3’ncü bir ses olarak her iki tarafın eksiklikleri, yanlışları ve kabahatleri üzerinden yine her iki tarafa da “Hem nalına hem mıhına” vuramadı…


Demokrat Parti bunu yapmaya çalışsa da, yapılan cılız kaldı.


İşte bu yüzden, Eskişehir’de örgütlenmesini tamamlayan İYİ partinin önünde güzel bir fırsat var.


AKP-CHP arasında gidip gen pinpon topunu ele geçirip, her ki tarafa da göndermeyi başarabilirse, hissedilen böylesine bir eksikliği gidermiş, siyaseten de iyi bir şeyler yapabileceğini ispatlamış olur.


Diğer partilerin yaptığı gibi, topun bir sağa, bir sola gidişini kenardan izlemeye koyulursa…


O da tribünlerdeki yerini almış olur.
Bizden söylemesi…


,,,,,,,,,,,,,,,,,,,,,,,,,,,,,,,,,,,,,,,,,,,,,,


 


Ortada cevap bekleyen sorular var…


 


Eskişehirspor’un 2013-2014 ve 2015 sezonlarında ilaç ve sağlık harcamaları yazılıp çiziliyor.


Yazılanlara bakılırsa:


2013 sezonunda 797 bin lira harcanmış…


2014 sezonunda 808 bin lira…


2015 sezonunda ise 787 bin lira…


Doğru ise bu rakamlar, harcanan para o yıllar da göz önüne alındığında oldukça yüksek…


Şöyle ki:


Son dönemde aynı harcamalar 130 bin lira civarında olmuş.


İşin entresan tarafı…


2014 sezonunda 808 bin lira harcandığı söylenilen sezonda Eskişehir Eczacılar Odası ile Eskişehirspor’un yapmış olduğu bir protokol var.


Bu protokol çerçevesinde Eskişehirspor’un ilaç giderlerinin Eczacılar Odası tarafından karşılanacağı ve karşılandığı biliniyor.


Buna rağmen 808 bin liralık ilaç ve sağlık giderinin nereden çıktığı ciddi biçimde sorgulanıyor…


İddia son derece ciddi…


Bu ciddi iddia, o dönemlerde görev yapan ve bu işten sorumlu olan birilerinin, Eskişehirspor üzerinden ilaç ve sağlık giderleri adı altında bir şeyler yapıp yapmadığının sorgulanmasını gerektiriyor.

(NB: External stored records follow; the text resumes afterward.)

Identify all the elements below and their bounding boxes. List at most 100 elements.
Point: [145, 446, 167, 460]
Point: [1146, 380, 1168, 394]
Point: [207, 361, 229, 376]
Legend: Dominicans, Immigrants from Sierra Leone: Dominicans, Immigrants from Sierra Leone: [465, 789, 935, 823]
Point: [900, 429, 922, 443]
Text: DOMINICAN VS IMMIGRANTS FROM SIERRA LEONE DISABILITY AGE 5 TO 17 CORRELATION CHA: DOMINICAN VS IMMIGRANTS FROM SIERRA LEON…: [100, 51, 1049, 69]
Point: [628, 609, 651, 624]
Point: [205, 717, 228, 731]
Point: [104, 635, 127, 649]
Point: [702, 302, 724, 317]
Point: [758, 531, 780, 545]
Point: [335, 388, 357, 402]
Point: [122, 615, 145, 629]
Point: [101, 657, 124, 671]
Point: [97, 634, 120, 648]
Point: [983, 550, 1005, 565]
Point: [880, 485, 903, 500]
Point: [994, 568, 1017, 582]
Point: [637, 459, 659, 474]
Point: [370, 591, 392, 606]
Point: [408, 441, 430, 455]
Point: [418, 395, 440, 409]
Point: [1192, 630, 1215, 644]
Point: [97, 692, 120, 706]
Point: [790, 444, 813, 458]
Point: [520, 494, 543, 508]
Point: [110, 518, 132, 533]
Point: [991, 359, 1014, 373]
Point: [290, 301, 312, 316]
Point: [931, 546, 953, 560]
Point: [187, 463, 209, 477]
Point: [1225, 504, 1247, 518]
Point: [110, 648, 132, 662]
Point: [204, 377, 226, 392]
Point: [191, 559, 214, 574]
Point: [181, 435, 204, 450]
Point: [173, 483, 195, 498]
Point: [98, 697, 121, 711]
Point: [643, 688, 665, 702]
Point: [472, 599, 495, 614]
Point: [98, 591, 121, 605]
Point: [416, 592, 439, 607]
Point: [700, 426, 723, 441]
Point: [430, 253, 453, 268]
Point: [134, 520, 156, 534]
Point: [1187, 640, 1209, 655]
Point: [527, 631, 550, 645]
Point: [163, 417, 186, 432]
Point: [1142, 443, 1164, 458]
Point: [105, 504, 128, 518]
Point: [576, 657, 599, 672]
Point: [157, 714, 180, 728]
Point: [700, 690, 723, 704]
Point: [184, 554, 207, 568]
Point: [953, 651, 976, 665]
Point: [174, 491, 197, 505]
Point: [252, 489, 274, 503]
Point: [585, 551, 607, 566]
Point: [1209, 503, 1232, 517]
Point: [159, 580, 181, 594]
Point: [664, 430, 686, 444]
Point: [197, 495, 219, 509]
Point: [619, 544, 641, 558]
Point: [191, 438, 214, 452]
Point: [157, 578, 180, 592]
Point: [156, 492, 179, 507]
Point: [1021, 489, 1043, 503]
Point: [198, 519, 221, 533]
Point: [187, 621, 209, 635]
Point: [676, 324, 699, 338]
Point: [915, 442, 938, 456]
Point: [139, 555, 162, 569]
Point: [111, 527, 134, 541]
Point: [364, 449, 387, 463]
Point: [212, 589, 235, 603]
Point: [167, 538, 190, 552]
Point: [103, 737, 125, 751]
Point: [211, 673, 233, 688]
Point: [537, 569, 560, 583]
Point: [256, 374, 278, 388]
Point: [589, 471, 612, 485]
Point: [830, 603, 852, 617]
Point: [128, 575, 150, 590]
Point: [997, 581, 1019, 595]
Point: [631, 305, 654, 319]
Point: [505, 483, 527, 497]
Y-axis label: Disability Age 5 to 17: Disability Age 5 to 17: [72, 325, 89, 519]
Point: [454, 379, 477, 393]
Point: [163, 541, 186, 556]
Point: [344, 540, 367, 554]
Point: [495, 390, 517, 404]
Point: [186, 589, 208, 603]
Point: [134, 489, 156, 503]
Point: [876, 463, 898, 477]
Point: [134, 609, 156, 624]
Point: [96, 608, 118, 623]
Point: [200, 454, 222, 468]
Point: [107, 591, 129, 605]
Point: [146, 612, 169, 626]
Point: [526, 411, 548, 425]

Bu olur mu olmaz mı bilemiyoruz?


Ama bildiğimiz…


Ortada son derece ciddi iddialar, son derece ciddi rakamlar ve cevaplanması gereken sorular olduğu kesin…


,,,,,,,,,,,,,,,,,,,,,,,,,,,,,,,,,,,,,,,,,,,,,,,,,,,,,,,,


Biraz da gülmek lazım


çobanın birisi, kurtlara karşı kahramanlık gösteren köpeğine bir koyun bağışlamış. Olacak ya, o günlerde köpek ölmüş, fakat çoban sözünden dönmemiş. Köpeğe adanan koyun ise habire doğurmuş da doğurmuş, olmuş ayrı bir sürü. çoban bunları ne yapacağını bilememiş. En sonunda mahallin hakimine gitmiş, bu köpeğin mirasının kime kalacağını sormuş.


O da allem etmiş, kallem etmiş, kitabları karıştırmış; sonra da mirasın kendisine kalacağını söylemiş. Büyük bir yükten kurtulan çoban derin bir nefes alıp ferahlamış, “hemen sabahleyin köpeğin koyunlarını sizin eve getireceğim” demiş.


Adam tam kapıdan çıkacağı zaman aklına bir şey takılmış, geriye dönerek sormuş:


“Hakim bey, Ben bu sürüyü size getireceğim getirmesine de, aklıma takıldı; sen bizim köpeğin nesi oluyorsun?”